The company’s next act is even more ambitious, with a device appropriately named OnePlus 2 . The device, being unveiled Monday night, will cost $329 without a contract and will still only be available on an invite-only basis. But this time, the company’s prepared for excited fans — it will have as many as 50,000 phones ready at launch.
There’s also more at stake. When the Shenzhen, China-based company was founded in in 2013, it was a 10-person team. Now it’s got 900 people strewn across a handful of offices, including ones in Taipei and Bangalore, while the company is also eying an office in Europe. (Carl Pei, OnePlus’s 25-year-old co-founder and global director, says a US headquarters is probably a year or two away.) The OnePlus One was a surprise hit, but with its follow up act, the company has to prove it’s more than just a niche flash in the pan. The new phone has also ditched CyanogenMod in favor of a version of Android developed in-house by OnePlus, which the company has dubbed Oxygen.
Samsung and Apple are the top two smartphone makers in the world. There’s little chance a small startup like OnePlus could topple those empires overnight, but the hype around the upstart company suggests there is more room for competition than previously thought — especially from a two-year-old newcomer with a shoestring marketing budget. The company joins several other handset makers — like LG, HTC or Sony — that have been vying to compete with the market leaders.
That’s why the company initially only made 1,000 smartphones, afraid that if it made too many and didn’t sell them, the company would go under. With such little inventory, OnePlus set up an invite-only system to make sure everyone who wanted a phone could get one immediately, without having to wait for backorders. But people who bought the phone — which was available in 17 countries including the US — began spreading the word, and demand soared.
“It’s had a viral effect,” Pei said in an interview.

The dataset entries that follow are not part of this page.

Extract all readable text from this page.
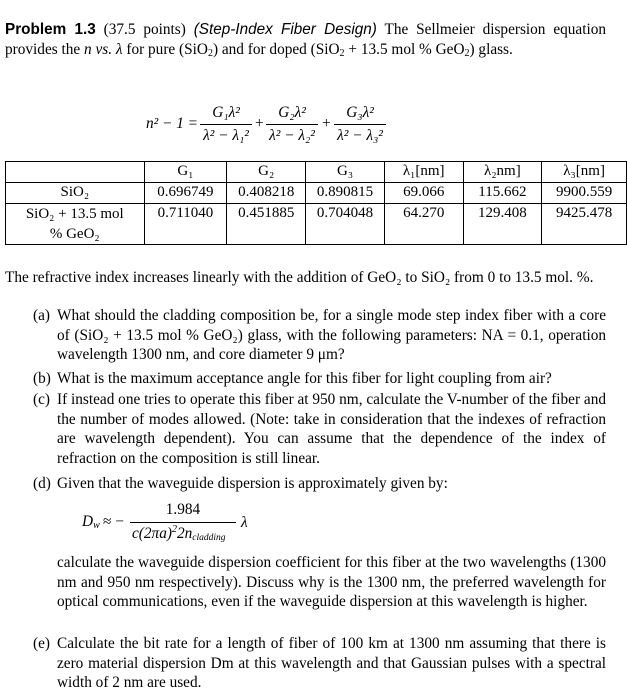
Problem 1.3 (37.5 points) (Step-Index Fiber Design) The Sellmeier dispersion equation provides the n vs. λ for pure (SiO$_2$) and for doped (SiO$_2$ + 13.5 mol % GeO$_2$) glass.
n² − 1 =
G₁λ²
λ² − λ₁²
+
G₂λ²
λ² − λ₂²
+
G₃λ²
λ² − λ₃²
	G₁	G₂	G₃	λ₁[nm]	λ₂nm]	λ₃[nm]
SiO₂	0.696749	0.408218	0.890815	69.066	115.662	9900.559

SiO₂ + 13.5 mol
% GeO₂	0.711040	0.451885	0.704048	64.270	129.408	9425.478
The refractive index increases linearly with the addition of GeO₂ to SiO₂ from 0 to 13.5 mol. %.
(a) What should the cladding composition be, for a single mode step index fiber with a core of (SiO₂ + 13.5 mol % GeO₂) glass, with the following parameters: NA = 0.1, operation wavelength 1300 nm, and core diameter 9 μm?
(b) What is the maximum acceptance angle for this fiber for light coupling from air?
(c) If instead one tries to operate this fiber at 950 nm, calculate the V-number of the fiber and the number of modes allowed. (Note: take in consideration that the indexes of refraction are wavelength dependent). You can assume that the dependence of the index of refraction on the composition is still linear.
(d) Given that the waveguide dispersion is approximately given by:
$D_w$ ≈ −
1.984
$c(2\pi a)^22n_{cladding}$
λ
calculate the waveguide dispersion coefficient for this fiber at the two wavelengths (1300 nm and 950 nm respectively). Discuss why is the 1300 nm, the preferred wavelength for optical communications, even if the waveguide dispersion at this wavelength is higher.
(e) Calculate the bit rate for a length of fiber of 100 km at 1300 nm assuming that there is zero material dispersion Dm at this wavelength and that Gaussian pulses with a spectral width of 2 nm are used.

He swears the gambit wasn’t a marketing stunt: “It was just us getting lucky, stumbling upon this.”
Ramon Llamas, an analyst at IDC, said the company became popular with uber-geeks hoping to see an upstart succeed in what’s often considered a locked-up market. “OnePlus is the Little Engine that Could,” he said. “At the very least, it’s staked its claim as a differentiated Android phone.”
OnePlus isn’t the only Chinese smartphone company looking to make a bigger push in the United States. Xiaomi, whose global vice president was a key executive for Google’s Android mobile operating system, is slowly trying to woo US consumers. It doesn’t have a smartphone available in the US yet, but in May it launched a Web store to lay the groundwork for its inevitable US debut.
Will it all add up?
Pei is brash, young and confident — his Twitter handle is @getpeid and he has a nonstop smirk on his face while he talks about his phone. He was born in Beijing but grew up in Sweden and now shuttles between Shenzhen, the US and Europe living out of rentals on Airbnb, the apartment and home sharing service.
But his goal is lofty. When Pei, CEO Peter Lau, and other members of the early team started the company, they asked each other what was the most user-friendly smartphone maker in the world. They agreed it was Apple. But they could not agree on a clear No. 2.
“No one that made Android phones cared about the product as much as Apple did with their phones,” said Pei. “That’s where we saw the opportunity.”
OnePlus 2 debuts with metal frame and beautiful design (pictures)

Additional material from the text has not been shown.